Said Antonio Sano: "When he's not at college, he's with me at the barn every day."

 

Alex moved with his family (including mom Maria Cristina, younger brother Maurizio, and kid sister Marielena) to South Florida from their native Venezuela seven years ago after his father was kidnapped for a second time and held for ransom for 36 days. Making the transition easier was the relocation to the Broward County town of Weston, nicknamed "Westonzuela" and where about 10% of the population was born in Venezuela. The community on the edge of the Everglades was described by the Sun-Sentinel newspaper as a "suburban oasis filled with opportunity for exiles whose economic dreams were crushed and lives threatened under President Hugo Chavez's leftist-populist rule."

 

While he went with his father to the racetrack in Venezuela, Alex says Maurizio was more into it, hitting up the jockeys for their goggles and whips. 

 

"When we came to the United States, I started getting more interested," Alex said. "I said, 'Wow, this is big business with big prosperity, big money involved. This is a fun sport.' I started following horses from 2010 until now. I follow the pedigrees of horses. I've made some statistics the last couple of years about dams and sires, and it's been giving us pretty good results in the barn."

 

When Antonio went to Keeneland's 2015 September yearling sale, he gave his older son a list of all the horses that the stable's owners had interest in buying.

 

"I was able to narrow the list to 20, 25 horses," Alex said. "Gunnevera was one of them.
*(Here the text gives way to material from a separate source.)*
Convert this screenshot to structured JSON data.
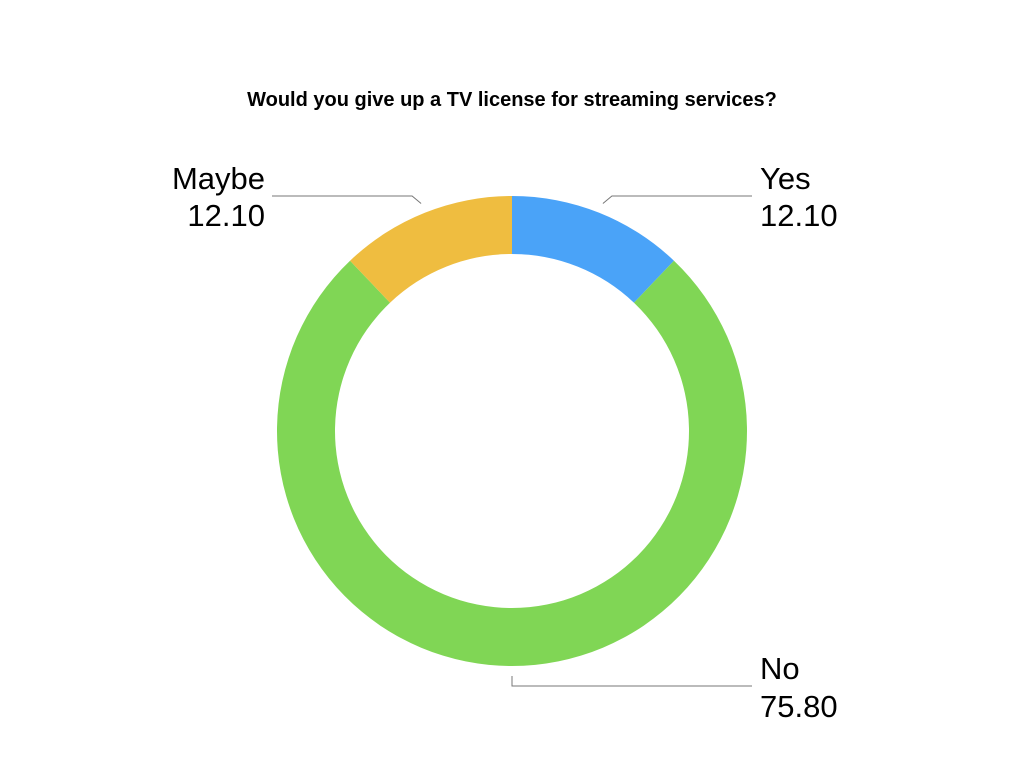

The reason I picked Gunnevera was because Dialed In   was a big horse when he ran in Florida (winning the Florida Derby (G1)), which is one of the factors I like. He also was a freshman sire and I knew (his offspring) wouldn't cost much."

 

Dialed In is a son of 2003 Horse of the Year Mineshaft  . Alex said he also liked that the colt's broodmare sire was 1990 Kentucky Derby and Breeders' Cup Classic (G1) winner Unbridled.

 

"I told my dad, 'Don't think twice. It would be a good shot to take,'" he said.

 

Guess so. The Darby Dan Farm stallion Dialed In's stud fee of $15,000 is $1,000 less than what Gunnevera cost. The colt has earned $1,170,000, amassed from victories in the Saratoga Special Stakes (G2), Delta Downs Jackpot Stakes (G3), Xpressbet Fountain of Youth Stakes (G2) and a late-running third in the Florida Derby (G1), won by Kentucky Derby winner Always Dreaming.

 

Alex always knew he'd go to college, where he says he has a grade point average of 3.7 on a 4.0 scale. He hopes to attend veterinary school and become a racetrack vet.

 

"My parents always told me, 'Regardless of how much you love the sport, you have to go to college,'" he said. "We are living the American dream. That's because of the hard work my mother and dad put in when they migrated to the United States."